A cyclist pauses to take in the view on the Great Trossachs Path

From medieval hunting parties to whisky smugglers, cattle rustlers and those incredible dam-building pioneers of renewable energy, the Hydro Boys, Glen Finglas has seen its fair share of excitement and change.  And that’s continuing today through the work of the Woodland Trust Scotland and the ongoing development of the Great Trossachs Forest.

Woodland Trust Scotland visitor centre at Lendrick Hill car park

Woodland Trust Scotland visitor centre at Lendrick Hill car park

A new information centre, the Glen Finglas Visitor Gateway, has been built at the Lendrick Hill car park and is the starting point for a whole range of walks; anything from half a mile to 15 miles.

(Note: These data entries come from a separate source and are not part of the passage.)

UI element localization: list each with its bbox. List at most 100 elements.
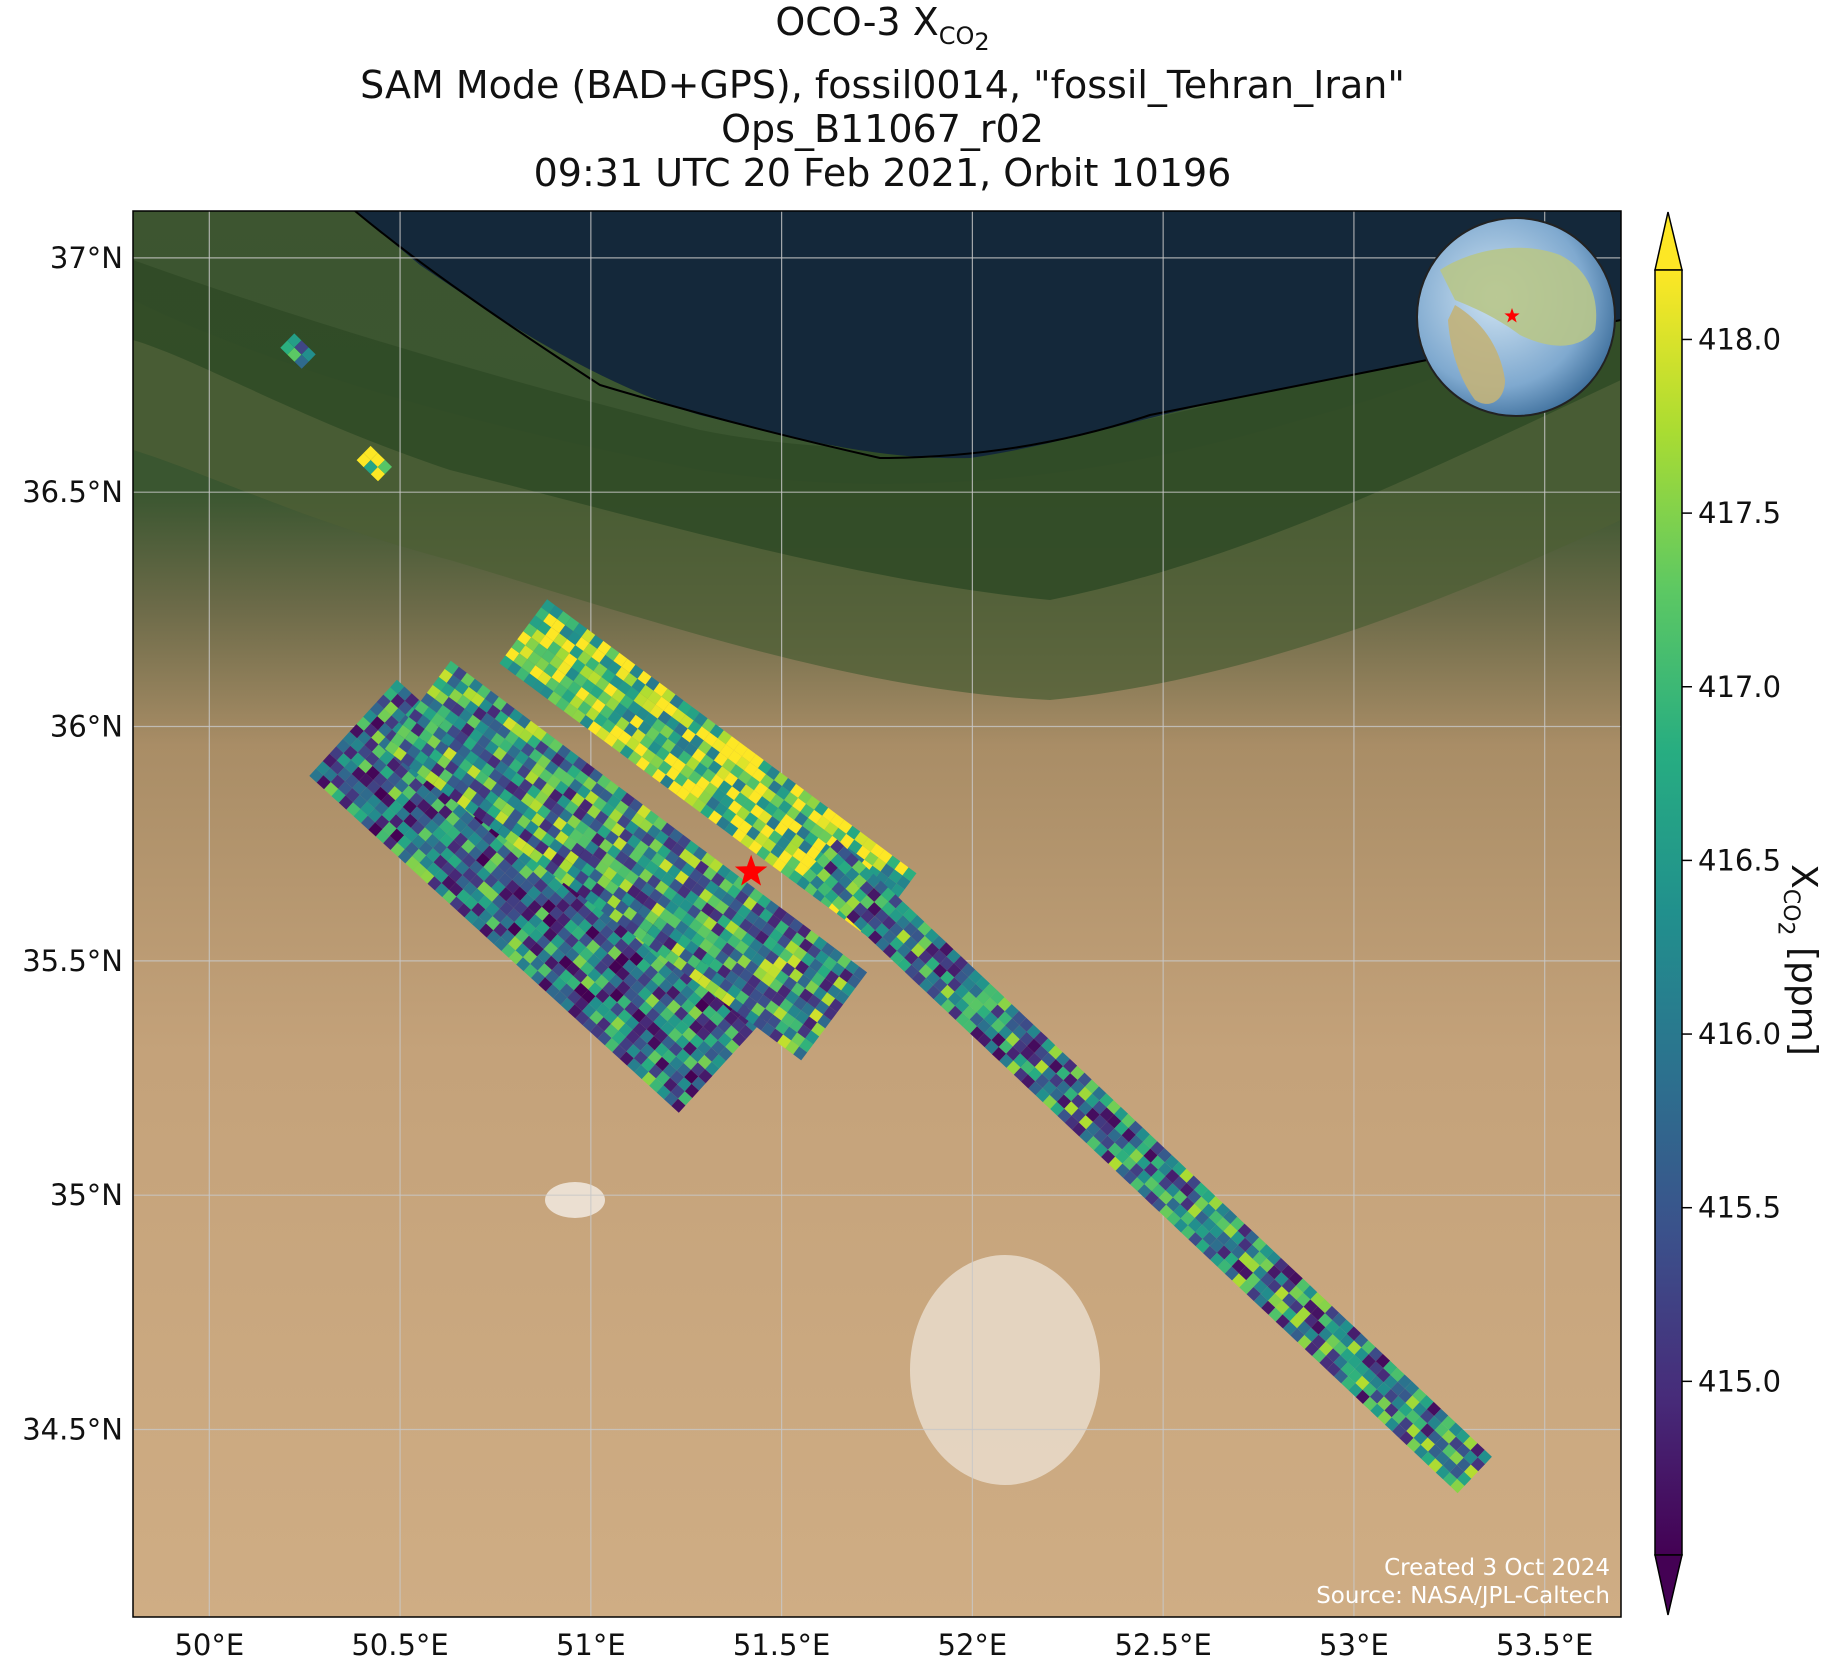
xco2-cell (789, 968, 804, 983)
xco2-cell (925, 942, 940, 957)
xco2-cell (324, 782, 339, 797)
xco2-cell (641, 882, 655, 897)
xco2-cell (655, 880, 669, 895)
xco2-cell (633, 1036, 648, 1051)
xco2-cell (984, 1025, 999, 1040)
xco2-cell (621, 708, 636, 723)
xco2-cell (592, 932, 608, 947)
xco2-cell (1354, 1333, 1369, 1348)
xco2-cell (505, 647, 520, 662)
xco2-cell (671, 942, 686, 957)
xco2-cell (420, 869, 435, 884)
xco2-cell (672, 758, 686, 773)
xco2-cell (710, 774, 724, 789)
xco2-cell (1245, 1244, 1260, 1259)
xco2-cell (637, 972, 652, 987)
xco2-cell (856, 845, 871, 860)
xco2-cell (426, 684, 441, 699)
xco2-cell (629, 664, 644, 679)
xco2-cell (586, 939, 601, 954)
xco2-cell (583, 693, 598, 707)
xco2-cell (484, 790, 499, 805)
lon-tick-label: 52.5°E (1114, 1628, 1211, 1662)
xco2-cell (1267, 1265, 1282, 1280)
xco2-cell (631, 912, 646, 927)
xco2-cell (526, 734, 541, 749)
xco2-cell (839, 968, 854, 983)
xco2-cell (962, 991, 977, 1006)
xco2-cell (410, 820, 425, 835)
xco2-cell (561, 872, 575, 887)
xco2-cell (569, 645, 584, 659)
xco2-cell (1122, 1156, 1137, 1171)
xco2-cell (456, 694, 471, 709)
xco2-cell (725, 920, 740, 935)
xco2-cell (757, 944, 772, 959)
xco2-cell (406, 744, 421, 759)
xco2-cell (599, 925, 614, 940)
xco2-cell (725, 1039, 740, 1054)
colorbar-label: XCO2 [ppm] (1772, 864, 1824, 1056)
xco2-cell (1427, 1430, 1442, 1445)
xco2-cell (976, 1004, 991, 1019)
xco2-cell (499, 901, 514, 916)
xco2-cell (356, 453, 371, 468)
xco2-cell (542, 913, 557, 928)
xco2-cell (541, 599, 556, 614)
xco2-cell (563, 905, 578, 920)
xco2-cell (954, 984, 969, 999)
xco2-cell (490, 852, 505, 867)
xco2-cell (343, 731, 358, 746)
xco2-cell (390, 679, 405, 694)
xco2-cell (729, 948, 744, 963)
xco2-cell (474, 824, 489, 839)
xco2-cell (917, 935, 933, 950)
xco2-cell (657, 894, 671, 909)
xco2-cell (387, 772, 402, 787)
xco2-cell (507, 922, 522, 937)
xco2-cell (771, 992, 786, 1007)
xco2-cell (802, 817, 817, 832)
xco2-cell (623, 856, 637, 871)
xco2-cell (651, 972, 666, 987)
xco2-cell (667, 1013, 682, 1028)
xco2-cell (658, 964, 673, 979)
xco2-cell (939, 942, 954, 957)
xco2-cell (608, 960, 623, 975)
xco2-cell (428, 748, 443, 763)
xco2-cell (625, 920, 640, 935)
xco2-cell (600, 802, 615, 817)
xco2-cell (454, 680, 469, 695)
xco2-cell (1179, 1182, 1194, 1197)
xco2-cell (1384, 1417, 1399, 1432)
xco2-cell (645, 860, 659, 875)
xco2-cell (643, 712, 658, 727)
xco2-cell (659, 724, 674, 739)
forest-strip (133, 260, 1621, 600)
xco2-cell (633, 876, 647, 891)
xco2-cell (698, 790, 713, 805)
xco2-cell (578, 918, 593, 933)
xco2-cell (723, 906, 738, 921)
xco2-cell (657, 944, 672, 959)
xco2-cell (775, 920, 790, 935)
xco2-cell (671, 708, 686, 723)
xco2-cell (405, 856, 420, 871)
xco2-cell (1384, 1389, 1399, 1404)
colorbar-tick-label: 416.0 (1698, 1017, 1781, 1051)
xco2-cell (472, 806, 487, 821)
xco2-cell (805, 930, 820, 945)
xco2-cell (594, 960, 609, 975)
xco2-cell (494, 936, 509, 951)
xco2-cell (910, 914, 925, 929)
xco2-cell (1164, 1155, 1179, 1170)
lat-tick-label: 34.5°N (22, 1413, 123, 1447)
xco2-cell (521, 659, 536, 674)
xco2-cell (1055, 1052, 1070, 1067)
xco2-cell (1173, 1190, 1188, 1205)
xco2-cell (977, 1033, 992, 1048)
xco2-cell (676, 786, 691, 801)
xco2-cell (560, 772, 575, 787)
xco2-cell (661, 822, 675, 837)
xco2-cell (601, 668, 616, 683)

There’s also an option to follow the Great Trossachs Path itself, which runs for 30 miles from Callander all the way to Inversnaid on Loch Lomond.

Glen Finglas walks map

Glen Finglas walks map

What is it makes this area so interesting? In the early 19th century that founding father of Scottish tourism, Sir Walter Scott, immortalised both the Trossachs and Glen Finglas in his epic poem ‘Lady of the Lake’ and the ballad ‘Glenfinlas’. From that point on visitors flocked to the area, drawn by the rugged natural beauty of the hills, lochs and glens.  But also by the romantic tales and legends associated with the wild landscape. This notion of the romance of the wild saw many writers, artists and poets among the visitors, including the renowned naturalist, philosopher and social critic John Ruskin, one of the most influential men of his day, and a frequent visitor to the Trossachs. I was pleased to discover that it’s once again possible to go and stand by the rushing waters of the burn at the spot where Millais painted his famous portrait of Ruskin in1853.

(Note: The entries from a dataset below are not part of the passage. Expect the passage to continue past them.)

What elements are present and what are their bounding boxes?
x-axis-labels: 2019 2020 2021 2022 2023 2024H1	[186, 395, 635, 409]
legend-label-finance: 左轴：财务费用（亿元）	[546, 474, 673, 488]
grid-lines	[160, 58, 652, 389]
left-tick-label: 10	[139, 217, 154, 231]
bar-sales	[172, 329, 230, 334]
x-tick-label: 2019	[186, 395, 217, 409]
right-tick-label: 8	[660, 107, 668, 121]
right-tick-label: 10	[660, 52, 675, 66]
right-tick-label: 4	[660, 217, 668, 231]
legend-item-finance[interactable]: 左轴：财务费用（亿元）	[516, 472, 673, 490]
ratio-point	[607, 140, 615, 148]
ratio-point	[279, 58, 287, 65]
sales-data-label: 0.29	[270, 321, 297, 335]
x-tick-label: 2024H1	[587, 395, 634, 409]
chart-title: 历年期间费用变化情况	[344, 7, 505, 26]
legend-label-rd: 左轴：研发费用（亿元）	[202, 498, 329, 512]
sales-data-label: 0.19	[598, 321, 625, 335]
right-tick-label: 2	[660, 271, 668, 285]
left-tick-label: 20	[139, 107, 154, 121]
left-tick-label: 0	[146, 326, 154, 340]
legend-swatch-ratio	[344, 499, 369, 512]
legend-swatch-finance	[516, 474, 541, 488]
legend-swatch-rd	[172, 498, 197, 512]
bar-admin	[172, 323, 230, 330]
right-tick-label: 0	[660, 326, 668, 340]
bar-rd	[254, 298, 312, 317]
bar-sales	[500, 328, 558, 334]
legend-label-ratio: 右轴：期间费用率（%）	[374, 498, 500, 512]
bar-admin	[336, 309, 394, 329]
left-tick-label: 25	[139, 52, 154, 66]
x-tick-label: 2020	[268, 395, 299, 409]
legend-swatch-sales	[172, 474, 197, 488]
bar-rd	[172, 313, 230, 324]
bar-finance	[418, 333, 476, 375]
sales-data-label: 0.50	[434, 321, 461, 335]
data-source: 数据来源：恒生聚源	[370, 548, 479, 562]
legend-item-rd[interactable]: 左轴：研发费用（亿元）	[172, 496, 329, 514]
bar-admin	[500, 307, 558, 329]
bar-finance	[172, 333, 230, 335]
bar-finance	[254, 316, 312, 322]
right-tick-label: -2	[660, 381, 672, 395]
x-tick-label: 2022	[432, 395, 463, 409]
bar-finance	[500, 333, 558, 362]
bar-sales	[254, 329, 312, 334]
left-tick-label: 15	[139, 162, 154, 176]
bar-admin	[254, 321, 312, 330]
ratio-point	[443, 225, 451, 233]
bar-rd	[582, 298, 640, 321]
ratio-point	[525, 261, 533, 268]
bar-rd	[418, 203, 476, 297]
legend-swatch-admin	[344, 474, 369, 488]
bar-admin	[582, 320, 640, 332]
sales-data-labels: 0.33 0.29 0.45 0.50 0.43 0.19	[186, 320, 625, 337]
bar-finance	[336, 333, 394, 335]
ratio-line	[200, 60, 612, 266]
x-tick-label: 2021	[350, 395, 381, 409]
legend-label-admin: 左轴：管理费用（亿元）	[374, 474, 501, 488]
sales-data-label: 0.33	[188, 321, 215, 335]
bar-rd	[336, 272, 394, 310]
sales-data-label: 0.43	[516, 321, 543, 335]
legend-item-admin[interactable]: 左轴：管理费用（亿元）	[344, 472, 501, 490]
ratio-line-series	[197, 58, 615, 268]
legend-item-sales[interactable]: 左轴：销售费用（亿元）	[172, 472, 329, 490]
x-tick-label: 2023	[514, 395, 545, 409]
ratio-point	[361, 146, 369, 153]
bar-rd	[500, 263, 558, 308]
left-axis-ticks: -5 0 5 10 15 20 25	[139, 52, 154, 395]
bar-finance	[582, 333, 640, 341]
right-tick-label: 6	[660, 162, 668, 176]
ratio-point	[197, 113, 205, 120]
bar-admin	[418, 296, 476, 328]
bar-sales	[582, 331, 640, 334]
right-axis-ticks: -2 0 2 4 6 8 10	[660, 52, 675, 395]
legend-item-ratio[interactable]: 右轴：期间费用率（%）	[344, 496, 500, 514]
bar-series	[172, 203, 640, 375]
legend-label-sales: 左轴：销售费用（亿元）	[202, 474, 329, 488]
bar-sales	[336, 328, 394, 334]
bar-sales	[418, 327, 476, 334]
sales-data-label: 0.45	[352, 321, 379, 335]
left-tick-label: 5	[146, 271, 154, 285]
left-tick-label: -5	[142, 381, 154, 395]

Through the woods above Glen Finglas dam

Through the woods above Glen Finglas dam

The Great Trossachs Forest project is not a ‘quick fix’, but an inspired and inspiring long-term plan to regenerate natural woodland and habitats. We took the Lendrick Hill and Dam walk, which, at its most northerly point, looks down on the gentle curve of the dam built in the 1960s as part of the massive Scotland-wide hydro-electric scheme.

The walk ends at the delightful Brig O’Turk Tea Room, well-known both for its wonderful food but also as a key location in the 1959 remake of John Buchan’s classic The 39 Steps. Starring the debonair Kenneth More, much of this version was filmed in and around the Trossachs.  In one scene our hero makes his escape by peddling off, hidden amongst a group of other cyclists, whilst clad in a rather improbable fashion! The cyclists we saw that day were anything but improbable and it was great to see so many people getting real enjoyment from a trip to Glen Finglas.

The world-famous Brig O'Turk tearoom!

The world-famous Brig O’Turk Tea Room!